Friday, December 27, 2013

THE KITCHEN POLICE


Recently on the news there was a mention of chicken and bacteria, and that you should cook it at 165 degrees.

TLW (The Little Woman) has been for the 42 years I know her a stickler for cooked meat. Like her father she likes her meat well done. If you place a plate of pork or chicken in front of her, she will examine it like Sherlock Holms or a member of one of those police forensic squad members, looking for clues, she looks for well done. SHE will never eat sushi.

Her dad: liked his meat well done and I mean well done. I used to see him eat a steak and it wasn’t well done so much as finished for sure. All it needed was shoelaces and a good shine.

I on the other hand like my meat cooked medium rare. Even pork should not be so well cooked that it loses its natural juices. Pork can be pink inside unlike chicken, which should be cooked through so that it is safe, but still moist and tasty. But a little pink inside is not going to hurt you in pork dishes.

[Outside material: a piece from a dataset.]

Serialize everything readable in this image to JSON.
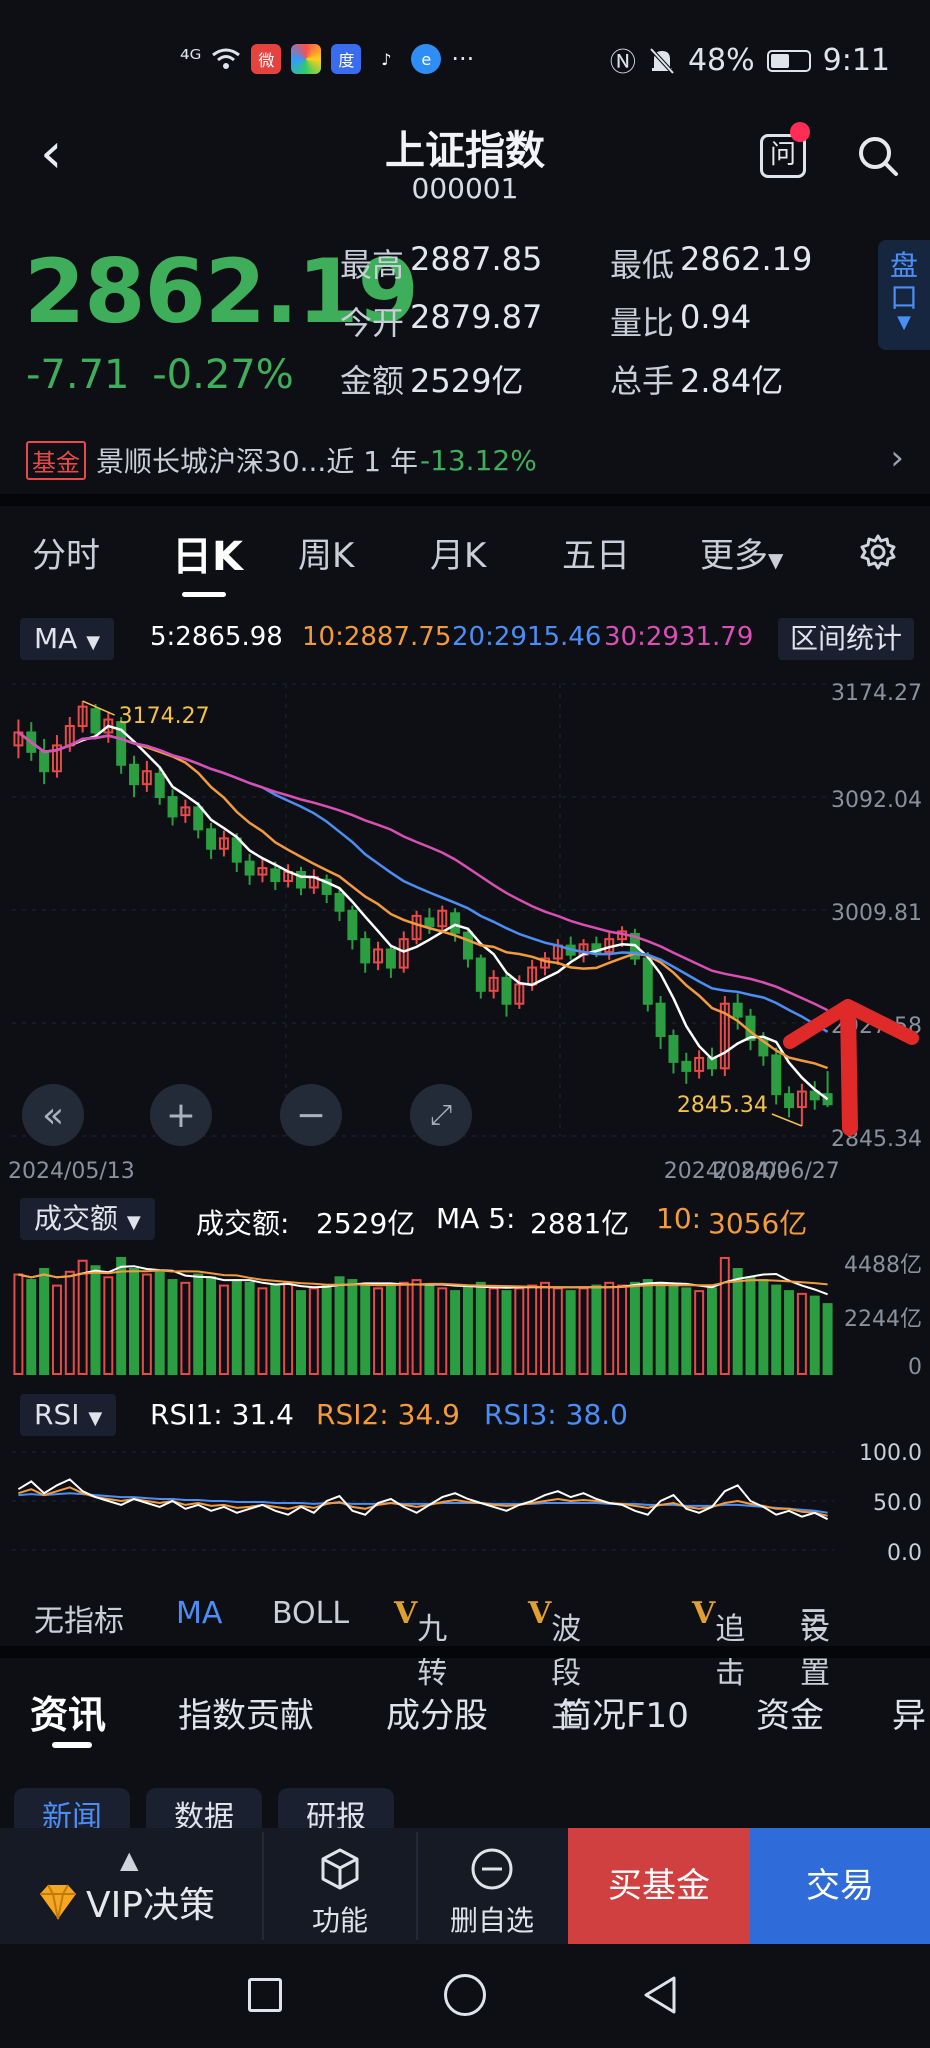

I’ll put a pork chop in front of TLW and dig into mine, look up and watch her begin the examination. Head down, she slices through the chop, stopping half way through to hold it apart with her knife and fork, as she takes a look. You’d think I was trying to poison her.

“I’m putting mine in the micro-wave for another minute.” This is her statement to verify the chop does not meet her meat standards for cooked. This makes me crazy and now I wonder if I should do the same thing. Her: ‘How could you try to kill me this way’ look is penetrating and rather effective, as I want to say something, but don’t. (I’m really a great husband!) There is a triumph in her look, and bounciness in her step from the microwave to her chair and dryness in her meat.

On Wednesday nights, we eat later than usual, since she teaches little heathens about Jesus and doesn’t get home until 7:15 pm. This is when I cook pork chops, figuring she is hungry now for sure and won’t mess around and literally bust my chops. This is to no avail, since she will go the extra minute.

Debatable pork chops have been part of our married life since day 17, the first Wednesday we spent at home as a married couple. If she made pork chops that Wednesday, you could bet the farm (pig farm) that the train I was coming home on would be late, and I would have dried out pork chops, but a happy wife. I just occurred to me that she was blaming the trains and getting away with this all these years I took the train!

And so boys and girls, that is the way it was and still is.